# Crew



## ebbtide (Oct 7, 2007)

Hi:

Looking for a few guys to fish with me, had some great guys last year but have not heard from them this year. I am 64 and cancatch anything that bites my line and am a pretty good fisherman, I have a 26' Gracier bay cat, I enjoy bottom fishing but after 10 minutes of snapper fishing and you have your limit it is time for more so grouper fishing is good and trolling offshore is also good even the rigs are good so if interested please get back to me. I fish out of Orange Beach.

Thanks Bruce

251 269 9694


----------



## coopfisherman (Jun 13, 2008)

Hey, my name is cooper. I am 15, if you need a deck hand or someone to clean your boat I am at your service.


----------



## local_hooker (Mar 17, 2009)

I love to fish and welcome any chance I get to go out.

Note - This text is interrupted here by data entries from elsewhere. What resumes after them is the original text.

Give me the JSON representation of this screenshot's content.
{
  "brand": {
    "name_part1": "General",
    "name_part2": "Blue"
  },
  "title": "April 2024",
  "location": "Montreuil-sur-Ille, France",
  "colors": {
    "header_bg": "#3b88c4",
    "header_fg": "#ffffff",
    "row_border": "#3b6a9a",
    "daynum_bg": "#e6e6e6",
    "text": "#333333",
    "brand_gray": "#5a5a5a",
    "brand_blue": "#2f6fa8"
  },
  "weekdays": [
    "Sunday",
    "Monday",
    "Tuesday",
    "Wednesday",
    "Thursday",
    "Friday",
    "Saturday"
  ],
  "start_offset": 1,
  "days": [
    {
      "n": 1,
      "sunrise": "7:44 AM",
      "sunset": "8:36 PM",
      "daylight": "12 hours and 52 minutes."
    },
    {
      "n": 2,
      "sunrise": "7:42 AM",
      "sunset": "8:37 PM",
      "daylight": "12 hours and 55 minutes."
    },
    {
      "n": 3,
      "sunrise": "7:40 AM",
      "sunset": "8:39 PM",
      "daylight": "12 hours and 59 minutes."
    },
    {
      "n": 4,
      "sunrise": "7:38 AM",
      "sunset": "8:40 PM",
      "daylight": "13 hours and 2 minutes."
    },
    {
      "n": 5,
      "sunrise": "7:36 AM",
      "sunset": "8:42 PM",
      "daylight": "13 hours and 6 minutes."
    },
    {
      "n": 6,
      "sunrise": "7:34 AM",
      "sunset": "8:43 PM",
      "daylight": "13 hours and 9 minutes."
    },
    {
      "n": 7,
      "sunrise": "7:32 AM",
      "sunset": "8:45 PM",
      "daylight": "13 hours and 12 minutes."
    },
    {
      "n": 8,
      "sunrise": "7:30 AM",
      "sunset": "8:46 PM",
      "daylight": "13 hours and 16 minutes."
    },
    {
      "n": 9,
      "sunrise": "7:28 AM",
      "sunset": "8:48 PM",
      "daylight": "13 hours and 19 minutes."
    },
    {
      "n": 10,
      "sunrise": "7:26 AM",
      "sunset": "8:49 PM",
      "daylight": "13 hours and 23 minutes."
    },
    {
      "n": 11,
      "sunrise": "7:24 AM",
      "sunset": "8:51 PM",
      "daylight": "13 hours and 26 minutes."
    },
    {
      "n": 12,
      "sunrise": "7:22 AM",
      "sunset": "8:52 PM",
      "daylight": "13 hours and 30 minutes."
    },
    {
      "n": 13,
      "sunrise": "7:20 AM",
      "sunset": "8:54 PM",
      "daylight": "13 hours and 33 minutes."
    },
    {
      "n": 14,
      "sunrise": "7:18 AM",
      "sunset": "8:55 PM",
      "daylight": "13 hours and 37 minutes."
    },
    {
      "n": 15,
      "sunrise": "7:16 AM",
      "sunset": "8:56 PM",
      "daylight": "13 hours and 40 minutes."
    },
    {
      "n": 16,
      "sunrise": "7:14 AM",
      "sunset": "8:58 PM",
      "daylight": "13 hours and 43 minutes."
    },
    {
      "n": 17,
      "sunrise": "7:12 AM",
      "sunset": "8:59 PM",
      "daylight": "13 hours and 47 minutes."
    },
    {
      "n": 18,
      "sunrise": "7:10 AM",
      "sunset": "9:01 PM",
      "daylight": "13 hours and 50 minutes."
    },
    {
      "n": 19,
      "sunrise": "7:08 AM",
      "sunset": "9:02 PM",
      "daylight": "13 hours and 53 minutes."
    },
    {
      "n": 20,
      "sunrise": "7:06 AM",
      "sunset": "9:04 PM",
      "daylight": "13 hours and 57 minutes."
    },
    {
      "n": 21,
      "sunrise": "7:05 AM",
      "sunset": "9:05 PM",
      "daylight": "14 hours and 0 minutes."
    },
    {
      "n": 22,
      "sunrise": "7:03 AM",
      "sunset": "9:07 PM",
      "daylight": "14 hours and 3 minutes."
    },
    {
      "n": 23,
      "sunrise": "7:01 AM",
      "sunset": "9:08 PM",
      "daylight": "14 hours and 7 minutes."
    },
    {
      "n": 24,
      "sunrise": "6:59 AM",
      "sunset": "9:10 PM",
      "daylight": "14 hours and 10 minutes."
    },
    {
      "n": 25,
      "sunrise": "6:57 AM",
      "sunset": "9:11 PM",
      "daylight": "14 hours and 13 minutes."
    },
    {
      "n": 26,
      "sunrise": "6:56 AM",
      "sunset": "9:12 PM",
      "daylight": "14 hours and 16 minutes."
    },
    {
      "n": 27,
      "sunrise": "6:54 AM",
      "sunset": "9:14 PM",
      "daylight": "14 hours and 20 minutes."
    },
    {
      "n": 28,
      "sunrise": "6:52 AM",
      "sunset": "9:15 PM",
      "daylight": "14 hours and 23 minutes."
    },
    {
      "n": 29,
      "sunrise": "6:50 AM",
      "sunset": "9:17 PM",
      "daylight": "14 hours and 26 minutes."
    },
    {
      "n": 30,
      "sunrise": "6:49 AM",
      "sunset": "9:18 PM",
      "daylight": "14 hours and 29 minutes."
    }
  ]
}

I am a member of the freedom boat club and leave out of the blue water bay marina. I can usually get a boat when I want to go. I usually do some bottom drops for grouper but have trolled a few times. I am a novice captain and am fairly new to salt water fishing but I have been bitten by the fishing bug bad. I would love to go with anyone who is responsible and willing to chip in for gas.



Travis


----------



## Mikvi (Mar 11, 2008)

PM Sent


----------